Depremde en büyük ölüm oranının sabitlenmeyen eşyalardan kaynaklandığını vurgulayan Karataş, “Duvar üstüne yıkılıp ölenlerin sayısı yüzde 10. En büyük oran yüzde 33 oranla dış kapının önüne konan dolapların devrilmesi sonucu insanların dışarı çıkamaması. Evdeki bu eşyaları sabitleyeceğiz. Vitrindir, televizyondur bunları sabitleyeceğiz ki dışarı çıkabilelim” dedi.
“METAL VE CAMDAN UZAK DURUN, KİTAPLARA GÜVENİN”
Afet öncesi, afet anında ve afet sonrasında yapılması gerekenler olduğunu belirten Emrah Karataş, deprem anında hayatta kalmak için ise ‘Çök, Kapan, Tutun’ yönteminin uygulanması gerektiğini kaydetti. Karataş, “Dizlerinizin üzerinde yere çökün, ellerinizle başınızı kapatın ve yanında durduğunuz eşyaya tutunun ki size çarpmasın. Cam veya metal bir eşyanın yanında durmayın, masa, kitaplık, ya da kitaplarınız varsa onların yanında durun. En sağlam şey kitaplardır. 99 depreminde metal bir eşyanın yanında durarak çök kapan tutun yöntemini uygulayan bir çocuk, metallerin kırılıp vücuduna girmesi sonucu hayatını kaybetti” diye konuştu.
“DEPREM ANINDA TELEFONUNUNUZU KULLANMAYIN”
Deprem anında telefonların çekmeyeceğini de kaydeden Karataş, “Deprem anında sadece ben iyiyim demek için yakınlarınızı aramayın. Bekleyin. Şu an iyisiniz ama belki 72 saat sonra iyi olmayacaksınız. Bizim o telefon şebekelerine ihtiyacımız var. Herkes aynı anda arama yapınca şebeke çöküyor. Yanımızda telsizimiz var ancak telefonla da konuşmamız, arama yapmamız gerekebiliyor. Ailenize iyi olduğunuzu söylemek istiyorsanız eğer, İstanbul dışında bir akrabanızı belirleyin onu arayın, o daha sonra sizin İstanbul’da yaşayan akrabalarınızı arayıp haber versin” dedi.
“DEPREM ÇANTASINI KOLAY ULAŞILABİLİR YERLERE KOYUN”

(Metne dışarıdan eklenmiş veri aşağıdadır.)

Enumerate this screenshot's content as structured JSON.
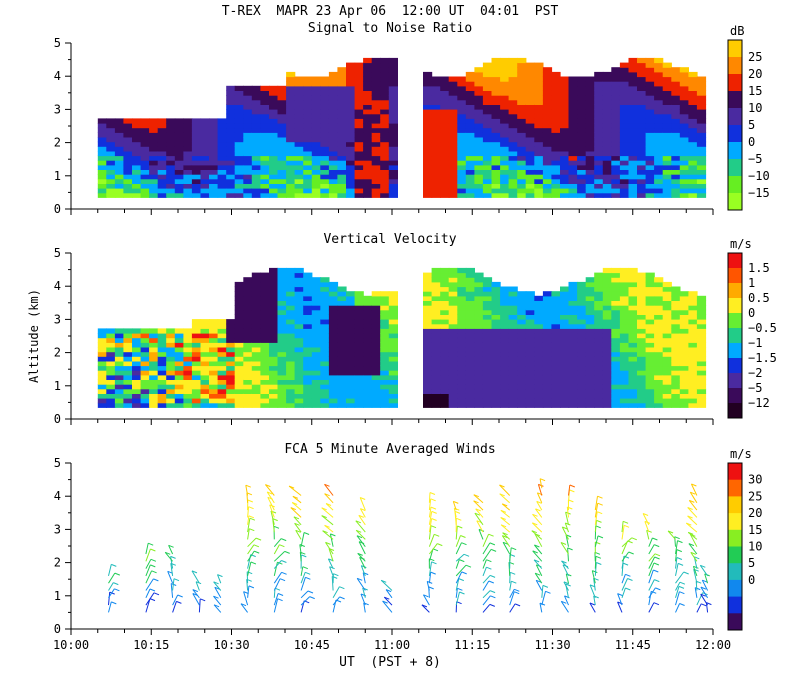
{
  "figure": {
    "title": "T-REX  MAPR 23 Apr 06  12:00 UT  04:01  PST",
    "xlabel": "UT  (PST + 8)",
    "ylabel": "Altitude (km)"
  },
  "chart_data": [
    {
      "type": "heatmap",
      "title": "Signal to Noise Ratio",
      "xlabel": "UT  (PST + 8)",
      "ylabel": "Altitude (km)",
      "x_range_minutes": [
        0,
        120
      ],
      "x_ticks": [
        "10:00",
        "10:15",
        "10:30",
        "10:45",
        "11:00",
        "11:15",
        "11:30",
        "11:45",
        "12:00"
      ],
      "ylim": [
        0,
        5
      ],
      "y_ticks": [
        0,
        1,
        2,
        3,
        4,
        5
      ],
      "data_gap_minutes": [
        59.5,
        64.5
      ],
      "colorbar": {
        "unit": "dB",
        "labels": [
          "25",
          "20",
          "15",
          "10",
          "5",
          "0",
          "−5",
          "−10",
          "−15"
        ],
        "colors": [
          "#ffcc00",
          "#ff8800",
          "#ee2200",
          "#3a0a5a",
          "#4a2aa0",
          "#1030dd",
          "#00aaff",
          "#22cc88",
          "#66ee22",
          "#99ff22"
        ]
      }
    },
    {
      "type": "heatmap",
      "title": "Vertical Velocity",
      "xlabel": "UT  (PST + 8)",
      "ylabel": "Altitude (km)",
      "x_range_minutes": [
        0,
        120
      ],
      "x_ticks": [
        "10:00",
        "10:15",
        "10:30",
        "10:45",
        "11:00",
        "11:15",
        "11:30",
        "11:45",
        "12:00"
      ],
      "ylim": [
        0,
        5
      ],
      "y_ticks": [
        0,
        1,
        2,
        3,
        4,
        5
      ],
      "data_gap_minutes": [
        59.5,
        64.5
      ],
      "colorbar": {
        "unit": "m/s",
        "labels": [
          "1.5",
          "1",
          "0.5",
          "0",
          "−0.5",
          "−1",
          "−1.5",
          "−2",
          "−5",
          "−12"
        ],
        "colors": [
          "#ee1111",
          "#ff5500",
          "#ffaa00",
          "#ffee22",
          "#66ee33",
          "#22cc88",
          "#00aaff",
          "#1030dd",
          "#4a2aa0",
          "#3a0a5a",
          "#220022"
        ]
      }
    },
    {
      "type": "scatter",
      "title": "FCA 5 Minute Averaged Winds",
      "xlabel": "UT  (PST + 8)",
      "ylabel": "Altitude (km)",
      "x_range_minutes": [
        0,
        120
      ],
      "x_ticks": [
        "10:00",
        "10:15",
        "10:30",
        "10:45",
        "11:00",
        "11:15",
        "11:30",
        "11:45",
        "12:00"
      ],
      "ylim": [
        0,
        5
      ],
      "y_ticks": [
        0,
        1,
        2,
        3,
        4,
        5
      ],
      "columns_minutes": [
        7,
        14,
        19,
        24,
        28,
        33,
        38,
        43,
        49,
        55,
        60,
        67,
        72,
        77,
        82,
        88,
        93,
        98,
        103,
        108,
        113,
        117,
        119
      ],
      "column_tops_km": [
        1.8,
        2.4,
        2.4,
        1.5,
        1.5,
        4.2,
        4.1,
        4.1,
        4.1,
        3.8,
        1.2,
        4.0,
        3.8,
        3.9,
        4.2,
        4.3,
        4.2,
        3.6,
        3.1,
        3.2,
        2.8,
        4.2,
        1.8
      ],
      "colorbar": {
        "unit": "m/s",
        "labels": [
          "30",
          "25",
          "20",
          "15",
          "10",
          "5",
          "0"
        ],
        "colors": [
          "#ee1111",
          "#ff6600",
          "#ffcc00",
          "#ffee22",
          "#88ee22",
          "#22cc55",
          "#22bbbb",
          "#1188ee",
          "#1030dd",
          "#3a0a5a"
        ]
      }
    }
  ]
}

Deprem çantasının da hayat kurtardığını kaydeden Emrah Karataş, deprem çantasına konulacakları ise, “Su, hazır pakette geç bozulan yiyecek, flüt, dinamolu el feneri, ilk yardım malzemesi, su geçirmeyen kilitli poşet (evrakları koymak için), çocuklar için oyuncak, hijyen malzemeleri, koli bandı, makas, uyku tulumu, battaniye, radyo, kan gruplarının yazdığı kişisel bilgi kartı” olarak sıraladı. Bir iki tane deprem çantası yaparak kolay ulaşılabilecek yerlere deprem çantası konulması gerektiğini söyledi. Program dahilinde, ayrıca herhangi bir afet sırasında kullanılan malzemeler sergilendi. Bu aletlerin kullanımı uygulamalı olarak anlatıldı.